Liturgical music is under fire like never before.  First of all are the numbers of once stalwart liturgical churches experimenting with or choosing contemporary Christian music (so-called worship and praise music) over hymn, chant, choir, organ, etc...  The reason organists are in short supply has less to do with the organists than it does the prospect of gainful employment.  Second is the fact that music has been unhitched from its role as servant of the Word and become its own thing.  The liturgical musician is less likely to think of himself or the congregation to think of his or her role apart from the Divine Service.  Other music used in worship is just the opposite.  It has a life outside of church and is used in worship as a secondary place for music that is already marketable and self-supporting due to the CCM play lists so popular among evangelicals.  On top of that technology seems to render parish musicians obsolete with promises of digital music without need for a person or his or her talent.   Finally there is the slow decline in congregations who think they can afford an organist or who have the people resources for even a small choir.  Liturgical music has been hit hard even before the corona virus but it is now far worse.

How many churches have been closed since mid-March and how many of them have continued to support their parish musicians?  If you can only have 10 people in a worship service, why would you give up one precious slot for a parish musician?  The pot has been stirred about whether or not singing is a real means of transmission and you have raised questions about the very purpose of having a parish musician.  Add to that the uncertainty about the future of churches post-COVID 19 and you see the challenges that face liturgical music and liturgical musicians.

Not long ago I took to task an Anglican turned Roman Catholic who seemed to be positively giddy about the prospect of robust congregational singing disappearing.  In part it is because the Latin Mass has no place for congregational song and hymn and the Novus Ordo tolerates it but it is in part because he mistakenly believes that hymns (and bad ones at that) are the glue holding liberal Protestantism together.  He is wrong.  The good and faithful hymns of the past and some of those in the present are the only orthodoxy left in some of these churches.  The hymnody of the church has been a very faithful means of keeping even a remnant of the real Gospel alive in churches that have sold out to culture, sentiment, and individual truth.

Now is the time we need our liturgical musicians and the music they provide more than ever.  We need the hymns of hope and comfort to a people still living in fear and uncertainty about this pandemic.  We need the hymns of orthodox confession to sing into us the faith of our fathers born of Scripture.  We need the hymns of praise to rally our voices when around us the world seems to be falling apart.  We need the certain sound of trumpet and cantor to capture our attention and focus it back upon the Word and promises of God.

I appeal to you not to consider your parish musician and liturgical music a non-essential.  It is not – at least for Lutherans!  When we have to forego music and singing it is a great sacrifice and it should not be left from our Sunday mornings for long.
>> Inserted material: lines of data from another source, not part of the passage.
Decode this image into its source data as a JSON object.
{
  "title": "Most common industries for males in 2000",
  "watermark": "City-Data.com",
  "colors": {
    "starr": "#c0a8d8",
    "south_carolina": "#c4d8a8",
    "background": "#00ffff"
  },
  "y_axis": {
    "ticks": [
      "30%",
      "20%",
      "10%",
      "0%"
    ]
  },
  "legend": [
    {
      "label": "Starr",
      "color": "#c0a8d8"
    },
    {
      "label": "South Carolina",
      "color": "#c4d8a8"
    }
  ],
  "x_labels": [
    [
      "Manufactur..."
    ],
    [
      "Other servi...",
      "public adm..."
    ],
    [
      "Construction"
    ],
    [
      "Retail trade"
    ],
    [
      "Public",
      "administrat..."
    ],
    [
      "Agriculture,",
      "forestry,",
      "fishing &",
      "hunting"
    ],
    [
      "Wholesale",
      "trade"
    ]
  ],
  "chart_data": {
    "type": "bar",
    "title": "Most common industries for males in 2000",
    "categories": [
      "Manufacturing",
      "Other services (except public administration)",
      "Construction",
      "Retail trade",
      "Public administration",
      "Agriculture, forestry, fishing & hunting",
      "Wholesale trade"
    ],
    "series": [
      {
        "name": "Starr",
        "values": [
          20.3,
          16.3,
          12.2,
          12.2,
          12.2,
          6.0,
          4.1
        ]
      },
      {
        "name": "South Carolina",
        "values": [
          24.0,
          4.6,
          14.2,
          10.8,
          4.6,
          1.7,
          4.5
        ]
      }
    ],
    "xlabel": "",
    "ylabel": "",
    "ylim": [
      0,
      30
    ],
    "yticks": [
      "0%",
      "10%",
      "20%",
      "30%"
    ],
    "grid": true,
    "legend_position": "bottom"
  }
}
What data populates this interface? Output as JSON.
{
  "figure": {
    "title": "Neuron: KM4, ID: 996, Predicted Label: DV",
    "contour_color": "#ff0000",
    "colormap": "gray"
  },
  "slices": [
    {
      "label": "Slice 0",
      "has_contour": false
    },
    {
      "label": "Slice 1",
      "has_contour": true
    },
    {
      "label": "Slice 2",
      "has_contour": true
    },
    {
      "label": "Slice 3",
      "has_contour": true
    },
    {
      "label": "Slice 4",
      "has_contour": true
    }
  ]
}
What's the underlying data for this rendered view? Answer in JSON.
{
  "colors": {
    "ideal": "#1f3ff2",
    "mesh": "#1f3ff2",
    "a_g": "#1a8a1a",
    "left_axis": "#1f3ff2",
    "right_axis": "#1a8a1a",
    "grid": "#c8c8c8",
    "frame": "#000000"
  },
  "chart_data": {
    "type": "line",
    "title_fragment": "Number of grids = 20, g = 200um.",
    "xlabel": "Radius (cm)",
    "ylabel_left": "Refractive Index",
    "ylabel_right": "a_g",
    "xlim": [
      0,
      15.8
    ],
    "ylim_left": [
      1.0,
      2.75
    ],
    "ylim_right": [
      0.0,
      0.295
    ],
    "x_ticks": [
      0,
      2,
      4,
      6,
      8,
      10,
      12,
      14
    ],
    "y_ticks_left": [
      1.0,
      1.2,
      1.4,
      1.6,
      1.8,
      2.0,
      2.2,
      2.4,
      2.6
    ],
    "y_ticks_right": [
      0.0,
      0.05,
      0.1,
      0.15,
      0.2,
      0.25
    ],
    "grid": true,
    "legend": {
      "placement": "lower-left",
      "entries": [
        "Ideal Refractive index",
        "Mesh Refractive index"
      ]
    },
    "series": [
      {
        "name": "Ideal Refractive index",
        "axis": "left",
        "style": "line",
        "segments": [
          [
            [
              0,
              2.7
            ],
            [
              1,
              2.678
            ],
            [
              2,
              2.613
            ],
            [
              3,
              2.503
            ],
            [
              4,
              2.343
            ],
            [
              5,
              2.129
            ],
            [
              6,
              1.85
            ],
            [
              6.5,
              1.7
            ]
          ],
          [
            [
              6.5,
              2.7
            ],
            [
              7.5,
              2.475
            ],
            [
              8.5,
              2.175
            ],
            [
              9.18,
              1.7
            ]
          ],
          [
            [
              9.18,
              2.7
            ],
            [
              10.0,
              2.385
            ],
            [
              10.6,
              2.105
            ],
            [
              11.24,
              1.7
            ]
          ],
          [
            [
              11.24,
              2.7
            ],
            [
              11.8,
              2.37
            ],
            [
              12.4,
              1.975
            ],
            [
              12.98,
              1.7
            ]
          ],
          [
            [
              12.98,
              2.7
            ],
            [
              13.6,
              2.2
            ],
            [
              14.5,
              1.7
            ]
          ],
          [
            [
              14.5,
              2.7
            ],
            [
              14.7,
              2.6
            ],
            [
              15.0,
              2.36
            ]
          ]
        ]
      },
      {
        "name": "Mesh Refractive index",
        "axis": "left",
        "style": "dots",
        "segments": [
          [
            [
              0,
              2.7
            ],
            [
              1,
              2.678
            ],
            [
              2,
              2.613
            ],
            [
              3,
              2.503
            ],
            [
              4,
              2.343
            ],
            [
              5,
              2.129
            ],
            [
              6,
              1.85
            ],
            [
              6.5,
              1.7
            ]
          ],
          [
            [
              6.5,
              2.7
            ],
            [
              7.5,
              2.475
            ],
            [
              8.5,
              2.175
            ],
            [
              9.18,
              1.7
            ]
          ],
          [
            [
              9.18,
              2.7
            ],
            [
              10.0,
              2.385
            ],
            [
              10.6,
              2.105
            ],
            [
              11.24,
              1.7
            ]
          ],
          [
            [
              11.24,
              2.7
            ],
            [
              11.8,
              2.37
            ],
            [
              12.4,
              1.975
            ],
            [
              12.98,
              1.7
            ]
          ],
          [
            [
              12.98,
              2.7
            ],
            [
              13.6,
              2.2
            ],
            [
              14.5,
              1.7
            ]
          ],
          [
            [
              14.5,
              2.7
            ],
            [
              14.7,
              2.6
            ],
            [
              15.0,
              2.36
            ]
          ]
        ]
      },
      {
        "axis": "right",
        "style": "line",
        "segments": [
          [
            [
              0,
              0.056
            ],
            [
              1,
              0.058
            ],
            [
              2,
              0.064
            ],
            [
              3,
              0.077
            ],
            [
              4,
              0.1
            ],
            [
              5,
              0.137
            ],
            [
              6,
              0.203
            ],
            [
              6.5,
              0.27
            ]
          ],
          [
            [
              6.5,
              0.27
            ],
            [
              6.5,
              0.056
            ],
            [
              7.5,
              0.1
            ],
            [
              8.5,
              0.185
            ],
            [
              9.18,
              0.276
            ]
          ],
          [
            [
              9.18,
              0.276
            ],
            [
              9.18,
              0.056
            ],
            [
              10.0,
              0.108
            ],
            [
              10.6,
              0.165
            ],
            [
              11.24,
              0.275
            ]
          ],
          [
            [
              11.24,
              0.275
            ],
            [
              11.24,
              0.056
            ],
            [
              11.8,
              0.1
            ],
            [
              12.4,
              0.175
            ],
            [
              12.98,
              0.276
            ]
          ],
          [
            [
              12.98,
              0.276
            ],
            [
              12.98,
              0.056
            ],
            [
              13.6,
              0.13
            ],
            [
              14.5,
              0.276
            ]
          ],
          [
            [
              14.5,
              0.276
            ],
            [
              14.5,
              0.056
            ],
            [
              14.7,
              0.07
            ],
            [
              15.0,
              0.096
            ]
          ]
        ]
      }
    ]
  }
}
I for one am most grateful that our parish musicians have been with us through our long journey to keep the doors open.  We carefully chose hymns that would echo the comfort of God’s Word into the hearts and words of God’s people (Abide with Me, The King of Love, I Know that My Redeemer Lives, etc...).  Small ensembles sang to us Mendelssohn and Tallis.  Solo voices sang Mozart, Dvorak, and Handel.  I am grateful for their willingness to work through the fear, panic, and uncertainty to help the Church be the Church – at a time when many were saying shut down is the only option.  They deserve not only our respect but a decent wage for their work to God’s glory is of profound benefit to both sides of the altar rail!  God bless you – liturgical musicians – and your cause – liturgical music in service to the Word!